Anyone who has spent time with accountants will probably have noted that the word 'materiality' pops up in conversation quite frequently.
For an accountant, something is 'material' if it is important and could influence your views on an issue. For example, if you read something in a set of charity accounts that makes you more or less likely to make a donation, then that information is material.
Accountants tend to develop rules of thumb to determine what sum of money they consider material in a set of accounts. If an error is more than X per cent of income or Y per cent of net assets, then it is material and must be corrected if the accounts are to give a true and fair view.
But what does materiality mean in the context of narrative reporting and information disclosures? What it should mean is that relatively minor events should be ignored but the major ones should always be fully reported. But this does not always happen in annual reports.
Earlier this year, the Financial Reporting Council published a discussion paper, Cutting Clutter, which highlighted the need for financial reporting to pay more attention to the material. All too often, the report says, the approach adopted is 'kitchen-sink' reporting - everything is thrown in and the result is that the sheer mass of information obscures the important points.

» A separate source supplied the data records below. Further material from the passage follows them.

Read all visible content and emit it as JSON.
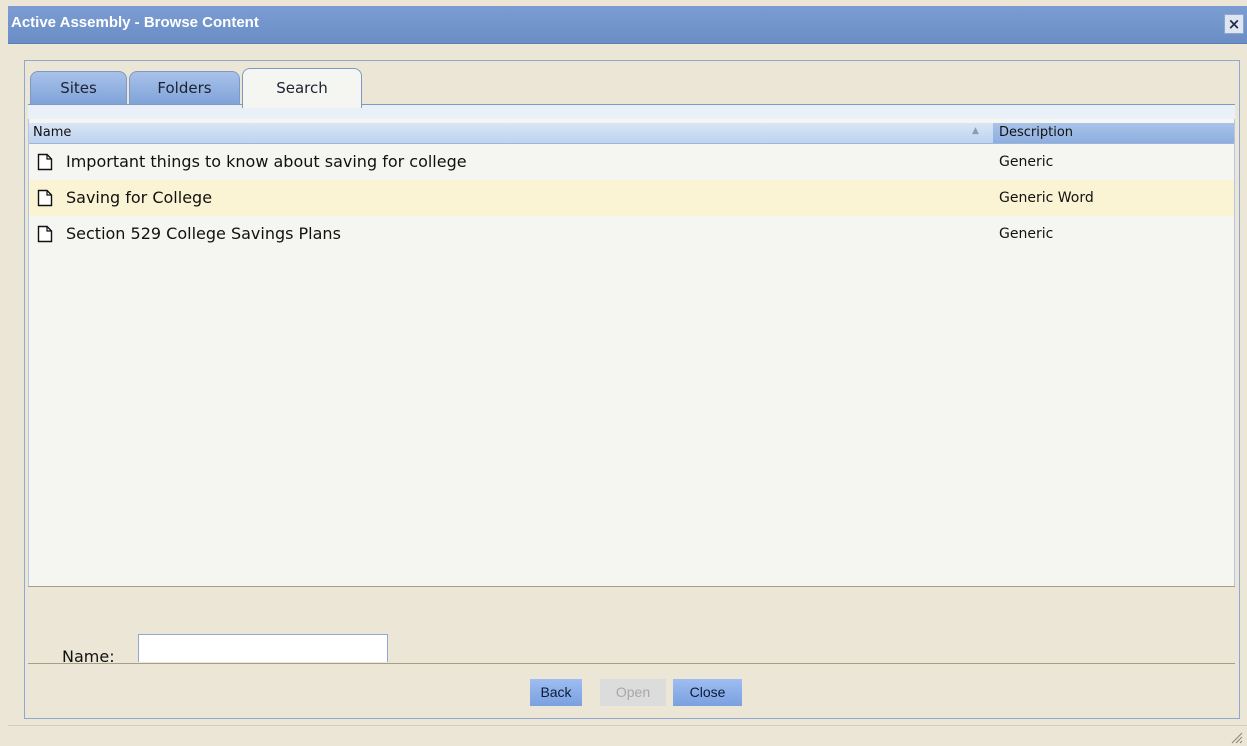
{
  "window": {
    "title": "Active Assembly - Browse Content",
    "close_symbol": "×"
  },
  "tabs": [
    {
      "label": "Sites",
      "active": false
    },
    {
      "label": "Folders",
      "active": false
    },
    {
      "label": "Search",
      "active": true
    }
  ],
  "table": {
    "columns": {
      "name": "Name",
      "description": "Description"
    },
    "sort_column": "Name",
    "rows": [
      {
        "name": "Important things to know about saving for college",
        "description": "Generic",
        "icon": "document-icon",
        "highlighted": false
      },
      {
        "name": "Saving for College",
        "description": "Generic Word",
        "icon": "document-icon",
        "highlighted": true
      },
      {
        "name": "Section 529 College Savings Plans",
        "description": "Generic",
        "icon": "document-icon",
        "highlighted": false
      }
    ]
  },
  "form": {
    "name_label": "Name:",
    "name_value": ""
  },
  "buttons": {
    "back": "Back",
    "open": "Open",
    "close": "Close"
  },
  "colors": {
    "titlebar": "#7b9dd2",
    "accent_button": "#8fb0e8",
    "highlight_row": "#fbf4d4",
    "dialog_background": "#ece6d7"
  }
}
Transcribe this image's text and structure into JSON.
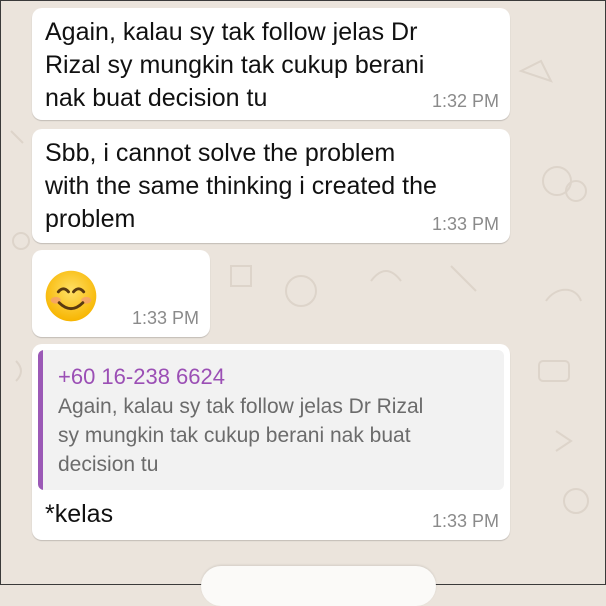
{
  "messages": [
    {
      "text": "Again, kalau sy tak follow jelas Dr\nRizal sy mungkin tak cukup berani\nnak buat decision tu",
      "time": "1:32 PM"
    },
    {
      "text": "Sbb, i cannot solve the problem\nwith the same thinking i created the\nproblem",
      "time": "1:33 PM"
    },
    {
      "emoji": "smiling-face-with-smiling-eyes",
      "time": "1:33 PM"
    },
    {
      "quote": {
        "author": "+60 16-238 6624",
        "text": "Again, kalau sy tak follow jelas Dr Rizal\nsy mungkin tak cukup berani nak buat\ndecision tu"
      },
      "text": "*kelas",
      "time": "1:33 PM"
    }
  ],
  "colors": {
    "chat_background": "#ebe4dc",
    "bubble": "#ffffff",
    "quote_accent": "#9b59b6",
    "quote_author": "#9b4fb5",
    "timestamp": "#8a8a8a"
  }
}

Anyone who has ploughed through 192 pages provided by Royal Dutch Shell will understand their concerns. A recent study by Deloitte, by contrast, found the average length of trustees' annual reports and accounts to be a more manageable 36 pages. But there is no room for complacency in the sector. I can think of a few charities whose annual report and accounts now approach 100 pages.
According to the FRC, the blame for kitchen-sink reporting is shared by preparers, regulators and standard-setters, with auditors and professional institutes contributing to the problem. But I would argue that it is more about a lack of confidence. I agree with the FRC that preparers often follow checklists and templates too mechanically in putting together their reports, rather than starting the process by asking "what is material? What is relevant to our stakeholders?"
Most accounting standards require that kind of judgement. The Charities Sorp, for example, tries to take explicit account of materiality in the way it sets requirements. If an issue covered in the Sorp is material to your charity, you should include it in your report. If it isn't material, then more often than not you can leave it out. Of course, there are some non-negotiable items - trustee benefits, for example, are always relevant and must always be reported on.
The importance of trustee confidence and responsibility has been underlined by the Charity Commission's strategic review. It revealed the need for trustees to become more self-reliant and to gain confidence in their ability to make the right decisions on behalf of their charities. For our part, the Sorp committee is currently considering how we can better explain what materiality means, so that trustees feel empowered to employ their common sense.
After all, annual reports are acts of accountability - summaries of the good and the not so good that have occurred in the course of a year. So perhaps charity annual report writers should think of their products less as kitchen sinks and more as notice boards that display the most important information. Or the material, as accountants would have it.